Thoracic Pathologies and Radiation Problems
The scanner is the reference diagnostic tool for thoracic pathology. Unlike a standard X-ray, sectional images help to avoid the appearance of shadows. Thanks to the air in the lungs and the contrast media, the resolution is ideal for lung parenchyma examination. In addition, the thoracic scanner has a very high spatial resolution, exceeding the performance of the MRI as part of a health check.
Fast and easy to perform (4 to 5 seconds), CT scan significantly reduces movement artifacts. In addition, the various filters, the software and the 3D reconstructions make it possible to improve the interpretation of the images obtained. Unfortunately, the CT scan shows a very high level of radiation. The low dose chest scanner has been developed to work around this problem.
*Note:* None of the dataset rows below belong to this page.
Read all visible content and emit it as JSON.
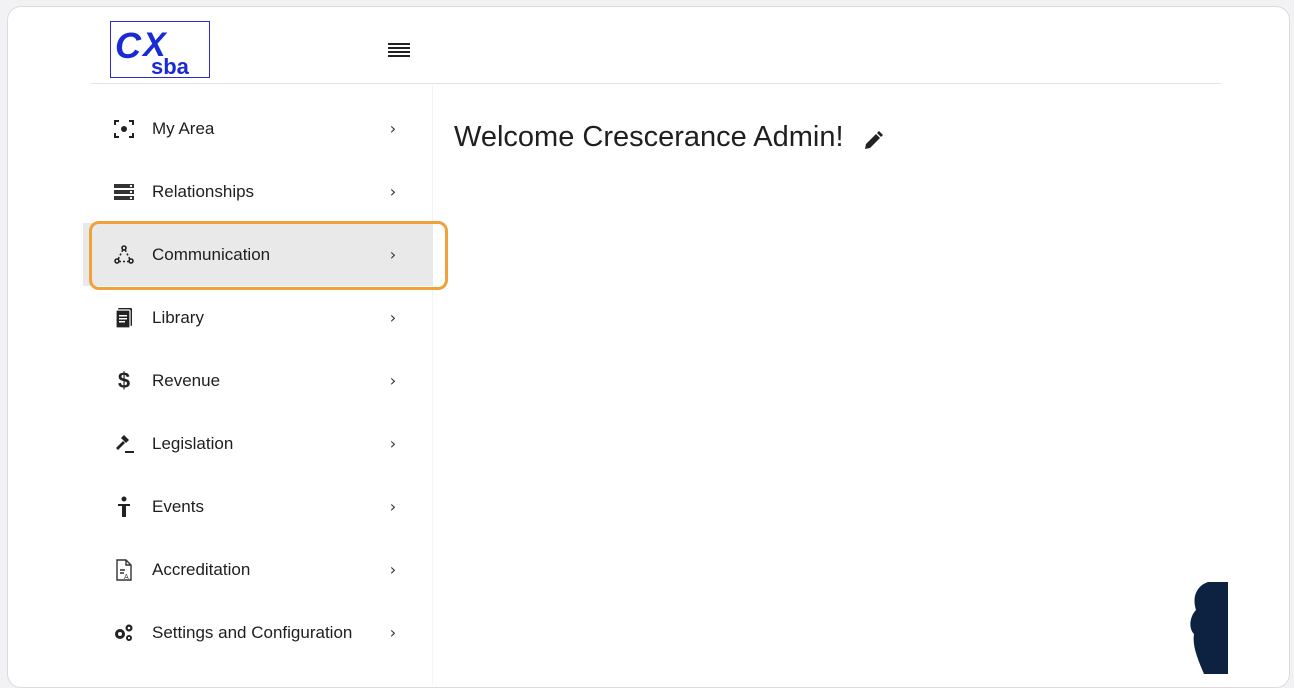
{
  "app": {
    "logo_text": "CXsba"
  },
  "header": {
    "menu_icon": "hamburger-icon"
  },
  "sidebar": {
    "items": [
      {
        "label": "My Area",
        "icon": "focus-dot-icon"
      },
      {
        "label": "Relationships",
        "icon": "list-stack-icon"
      },
      {
        "label": "Communication",
        "icon": "network-triangle-icon",
        "active": true
      },
      {
        "label": "Library",
        "icon": "document-icon"
      },
      {
        "label": "Revenue",
        "icon": "dollar-icon"
      },
      {
        "label": "Legislation",
        "icon": "gavel-icon"
      },
      {
        "label": "Events",
        "icon": "person-podium-icon"
      },
      {
        "label": "Accreditation",
        "icon": "doc-badge-icon"
      },
      {
        "label": "Settings and Configuration",
        "icon": "gears-icon"
      }
    ],
    "chevron": "›"
  },
  "main": {
    "welcome_text": "Welcome Crescerance Admin!",
    "edit_icon": "pencil-icon"
  },
  "colors": {
    "accent_highlight": "#f0a23a",
    "logo_blue": "#1a2bd6",
    "active_bg": "#e9e9ea"
  }
}
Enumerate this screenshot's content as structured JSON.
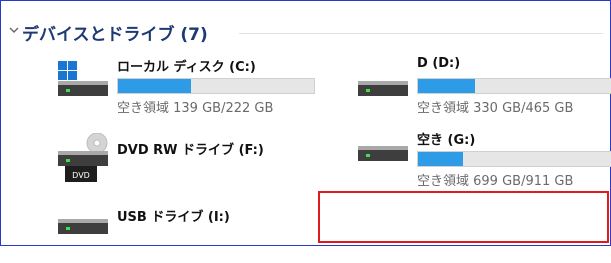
{
  "section": {
    "title": "デバイスとドライブ (7)"
  },
  "drives": [
    {
      "name": "ローカル ディスク (C:)",
      "free_text": "空き領域 139 GB/222 GB",
      "used_fraction": 0.37
    },
    {
      "name": "D (D:)",
      "free_text": "空き領域 330 GB/465 GB",
      "used_fraction": 0.29
    },
    {
      "name": "DVD RW ドライブ (F:)",
      "dvd_label": "DVD"
    },
    {
      "name": "空き (G:)",
      "free_text": "空き領域 699 GB/911 GB",
      "used_fraction": 0.23
    },
    {
      "name": "USB ドライブ (I:)"
    }
  ],
  "colors": {
    "accent_bar": "#2e9be6",
    "header_text": "#1e3a75",
    "panel_border": "#2b39c9",
    "highlight_box": "#e01b1b"
  }
}
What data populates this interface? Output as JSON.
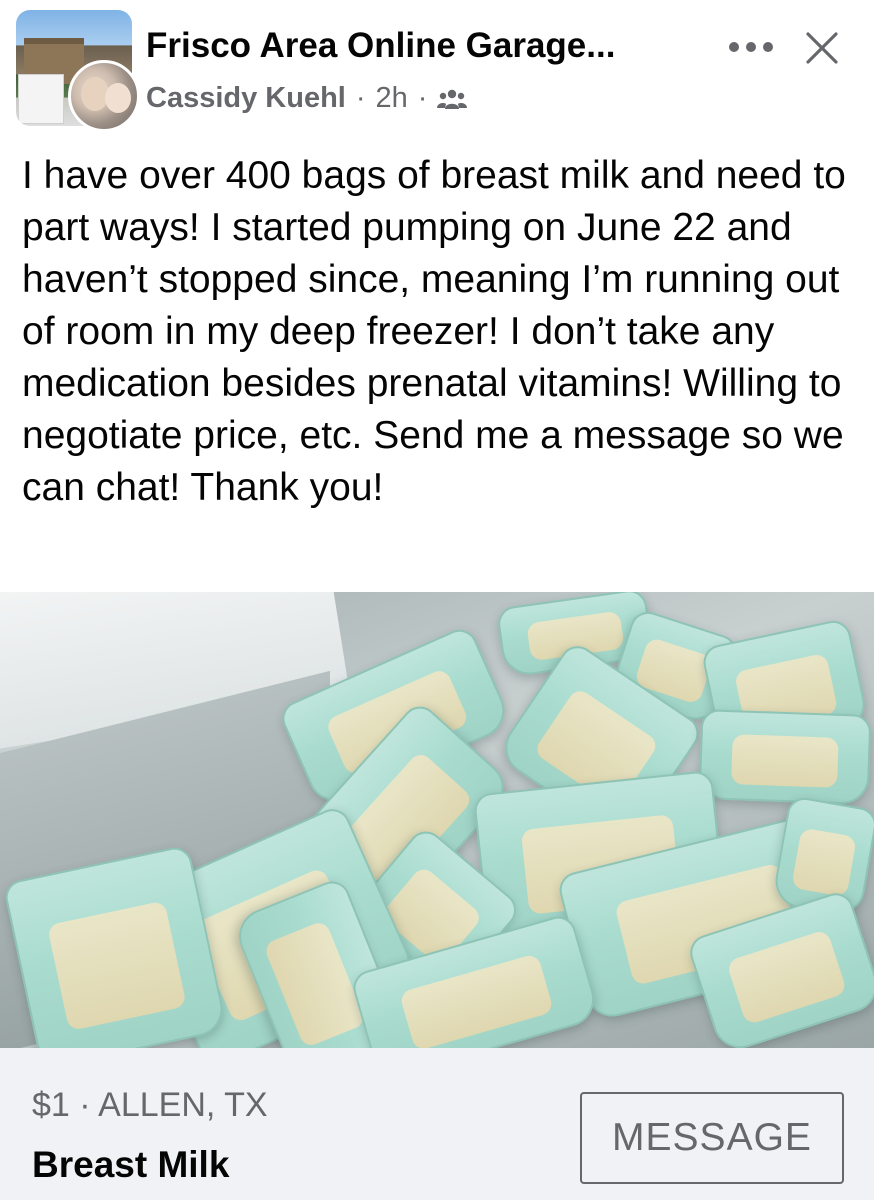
{
  "header": {
    "group_name": "Frisco Area Online Garage...",
    "author": "Cassidy Kuehl",
    "separator": "·",
    "time": "2h",
    "audience_icon": "group-audience-icon",
    "more_icon": "more-options-icon",
    "close_icon": "close-icon"
  },
  "post": {
    "text": "I have over 400 bags of breast milk and need to part ways! I started pumping on June 22 and haven’t stopped since, meaning I’m running out of room in my deep freezer! I don’t take any medication besides prenatal vitamins! Willing to negotiate price, etc. Send me a message so we can chat! Thank you!"
  },
  "listing": {
    "price_location": "$1 · ALLEN, TX",
    "title": "Breast Milk",
    "message_button": "MESSAGE"
  },
  "colors": {
    "text_primary": "#050505",
    "text_secondary": "#65676b",
    "footer_bg": "#f0f2f5"
  }
}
MAJOR ADVANTAGES OF THE TECHNIQUE
With the low-dose chest CT scan, the primary goal is to obtain usable images with a radiation level equivalent to that of a standard X-ray. The dose is then adjusted according to the age and body size of the subject. The examination thus displays a radiation rate in the order of 1/10th to 1/20th of the 25th percentile of the reference level. Set by the ASCN (Nuclear Safety Authority), this value corresponds to the average dose used in hospitals.
At its lowest level, the low-dose chest CT scan by the best CT scan Centre in Delhi provides satisfactory images for nodule observation or monitoring of problems such as pleural effusion, pneumothorax, pneumonia, etc. With a slightly increased dose, it can serve as a first-line examination for the management of certain diseases. The examination has been particularly successful in the early diagnosis of bronchial cancer in the context of the National Lung Cancer Screening Trial (NLST).
The lung scan may be useful for detecting blood clots in the lungs (pulmonary embolism), but it has largely been replaced by CT angiography in the diagnosis of this condition. Pulmonary scintigraphy can also be used as a preoperative assessment in people with lung cancer. Pulmonary scintigraphy uses small amounts of a half-life radioactive substance to measure air and blood flow throughout the lungs. In general, the exam is done in two stages.
In the first step (pulmonary perfusion scintigraphy), a radioactive substance is injected into a vein, and the scanner produces an image of the diffusion of this product into the pulmonary bloodstream. If perfusion scintigraphy reveals abnormalities, it is necessary to proceed to a second step (pulmonary ventilation scintigraphy).
INDICATIONS AND DISADVANTAGES
The low-dose chest CT scan is particularly interesting because of the quality of the images obtained, its speed and the significant reduction of radiation risks. The technique is mainly used for the early detection of bronchial cancer in a population at risk and the follow-up of various thoracic disorders. Thus, doctors can quickly adjust the treatment of patients, case by case. However, computed tomography poses a significant problem because of CT scan price in Delhi.
Currently, low dose CT screening for lung cancer is four times more expensive than for breast cancer and ten times more expensive than for colon cancer. As a result, it is currently inconceivable to use it for repeated checks. The latter can indeed take several years and generate excessive expenditure for patients and care organizations.